The Bishop of Arundel and Brighton, Richard Moth, said: “Care for the world that has been given to us is an increasingly pressing need. It is therefore timely that the Diocese of Arundel and Brighton divests from fossil fuels. This positive step will contribute to the common good and, I trust, pave the way for further practical action to safeguard this and future generations.”
Several Catholic religious orders in the UK have already divested from fossil fuel companies, including the Passionists, the Congregation of Jesus, the Religious Sisters of Charity, the Presentation Sisters and the Franciscan Sisters Minoress.
Earlier this month, a new report from Operation Noah showed that none of the major oil companies are compliant with the Paris agreement targets.
The former Archbishop of Canterbury, Lord Williams of Oystermouth, said in response to the report: “The current health crisis has highlighted as never before the need for coherent international action in the face of global threat. Can we learn the lesson and apply it to the global threat of climate change? To do so means taking practical and effective steps to reduce our lethal dependence on fossil fuels.”

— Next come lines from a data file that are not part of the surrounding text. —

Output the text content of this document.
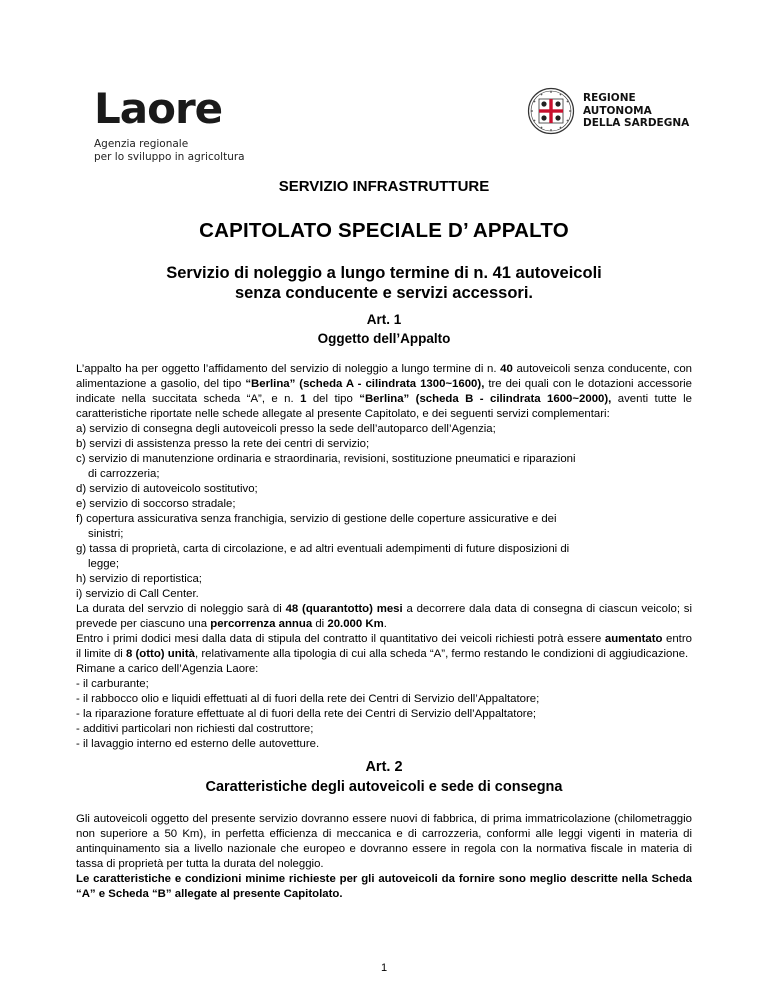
Laore
Agenzia regionale
per lo sviluppo in agricoltura
REGIONE
AUTONOMA
DELLA SARDEGNA
SERVIZIO INFRASTRUTTURE
CAPITOLATO SPECIALE D’ APPALTO
Servizio di noleggio a lungo termine di n. 41 autoveicoli
senza conducente e servizi accessori.
Art. 1
Oggetto dell’Appalto

L’appalto ha per oggetto l’affidamento del servizio di noleggio a lungo termine di n. 40 autoveicoli senza conducente, con alimentazione a gasolio, del tipo “Berlina” (scheda A - cilindrata 1300~1600), tre dei quali con le dotazioni accessorie indicate nella succitata scheda “A”, e n. 1 del tipo “Berlina” (scheda B - cilindrata 1600~2000), aventi tutte le caratteristiche riportate nelle schede allegate al presente Capitolato, e dei seguenti servizi complementari:

a) servizio di consegna degli autoveicoli presso la sede dell’autoparco dell’Agenzia;

b) servizi di assistenza presso la rete dei centri di servizio;

c) servizio di manutenzione ordinaria e straordinaria, revisioni, sostituzione pneumatici e riparazioni

di carrozzeria;

d) servizio di autoveicolo sostitutivo;

e) servizio di soccorso stradale;

f) copertura assicurativa senza franchigia, servizio di gestione delle coperture assicurative e dei

sinistri;

g) tassa di proprietà, carta di circolazione, e ad altri eventuali adempimenti di future disposizioni di

legge;

h) servizio di reportistica;

i) servizio di Call Center.

La durata del servzio di noleggio sarà di 48 (quarantotto) mesi a decorrere dala data di consegna di ciascun veicolo; si prevede per ciascuno una percorrenza annua di 20.000 Km.

Entro i primi dodici mesi dalla data di stipula del contratto il quantitativo dei veicoli richiesti potrà essere aumentato entro il limite di 8 (otto) unità, relativamente alla tipologia di cui alla scheda “A”, fermo restando le condizioni di aggiudicazione.

Rimane a carico dell’Agenzia Laore:

- il carburante;

- il rabbocco olio e liquidi effettuati al di fuori della rete dei Centri di Servizio dell’Appaltatore;

- la riparazione forature effettuate al di fuori della rete dei Centri di Servizio dell’Appaltatore;

- additivi particolari non richiesti dal costruttore;

- il lavaggio interno ed esterno delle autovetture.

Art. 2
Caratteristiche degli autoveicoli e sede di consegna

Gli autoveicoli oggetto del presente servizio dovranno essere nuovi di fabbrica, di prima immatricolazione (chilometraggio non superiore a 50 Km), in perfetta efficienza di meccanica e di carrozzeria, conformi alle leggi vigenti in materia di antinquinamento sia a livello nazionale che europeo e dovranno essere in regola con la normativa fiscale in materia di tassa di proprietà per tutta la durata del noleggio.

Le caratteristiche e condizioni minime richieste per gli autoveicoli da fornire sono meglio descritte nella Scheda “A” e Scheda “B” allegate al presente Capitolato.

1
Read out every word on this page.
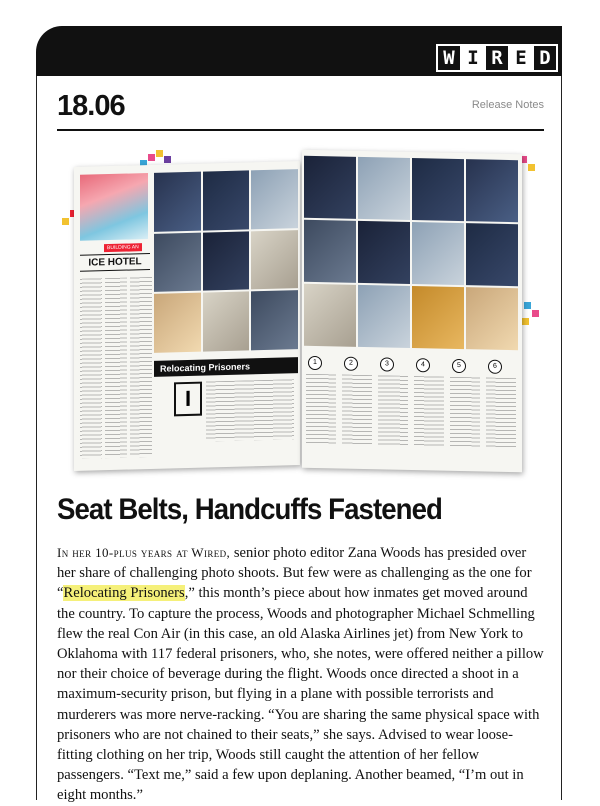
W I R E D
18.06	Release Notes
BUILDING AN
ICE HOTEL
Relocating Prisoners
I
1	2	3	4	5	6
Seat Belts, Handcuffs Fastened
In her 10-plus years at Wired, senior photo editor Zana Woods has presided over her share of challenging photo shoots. But few were as challenging as the one for “Relocating Prisoners,” this month’s piece about how inmates get moved around the country. To capture the process, Woods and photographer Michael Schmelling flew the real Con Air (in this case, an old Alaska Airlines jet) from New York to Oklahoma with 117 federal prisoners, who, she notes, were offered neither a pillow nor their choice of beverage during the flight. Woods once directed a shoot in a maximum-security prison, but flying in a plane with possible terrorists and murderers was more nerve-racking. “You are sharing the same physical space with prisoners who are not chained to their seats,” she says. Advised to wear loose-fitting clothing on her trip, Woods still caught the attention of her fellow passengers. “Text me,” said a few upon deplaning. Another beamed, “I’m out in eight months.”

The Episcopal Commission for Justice and Peace in Bangladesh is among those committing to divest from fossil fuels.
Bangladesh is home to the world's largest refugee camp, where more than half a million people live near the Bay of Bengal. The Bay of Bengal is extremely vulnerable to the greater risk of catastrophic storms that come with climate change. A viral pandemic and a catastrophic storm would bring one of the world’s most vulnerable communities to a halt, illustrating the need to repair the faults that have left economies near the breaking point.
The global divestment announcement comes at the start of Laudato Si’ Week, a global commemoration of the fifth anniversary of Laudato Si’, Pope Francis’ encyclical on climate change and ecology.
It comes after a month when 21 Catholic organisations with $40 billion in assets under management committed to invest in companies that align with their values by signing the Catholic Impact Investing Pledge.
James Buchanan, Bright Now Campaign Manager at Operation Noah, said: “The decisions we make now will affect the future of humanity for thousands of years. These faith institutions are showing strong leadership in response to the climate crisis, and we hope that more Catholic dioceses and religious orders will join them in divesting from fossil fuels and investing in the clean technologies of the future.”
Tomás Insua, executive director of Global Catholic Climate Movement, said: “Every dollar invested in fossil fuels is a vote for suffering. These institutions are taking prophetic action to light the way towards a more just and sustainable future because, now more than ever, we need to protect our communities and build a just recovery together.”
Dr Isabel Apawo Phiri, World Council of Churches deputy general secretary, said: “We reiterate the urgent concerns of Christians around the world in relation to climate change and its adverse effects on the whole of creation. The moral imperative of fossil fuel divestment and of investing in a low-carbon path to realizing economic, social, and ecological wellbeing and sustainability for the whole creation is more urgent than never.”
Rev Rachel Mash, coordinator of Green Anglicans with the Anglican Church of Southern Africa, said: “The Covid-19 crisis shows us that our current way of living is unsustainable, we are sick because the Earth is sick. We cannot go back to normal, we must grow back to a new way of sustainable living. As we move into a post Covid-19 era, we must move away from sources of energy that contribute to climate change and air pollution.”
Fr Damian Howard SJ, Provincial Superior of the British Jesuits, said: "Climate change is the most pressing challenge the world faces as climate disasters wreak more and more destruction, hitting poorer countries the hardest – despite them having done the least to cause them. The decision to divest is principally a response to the clear moral imperative of acting to safeguard our planet for future generations at a time when scientific evidence is mounting that we are facing a grave climate emergency.:
Sister Bridgetta Rooney, trustee of the Sisters of St Joseph of Peace: “The climate crisis calls each of us to conversion of heart and change in behaviour. We felt compelled to divest of fossil fuels to reflect our values. We are also committed to using our resources to make positive investments that will help the transition to a zero carbon future.”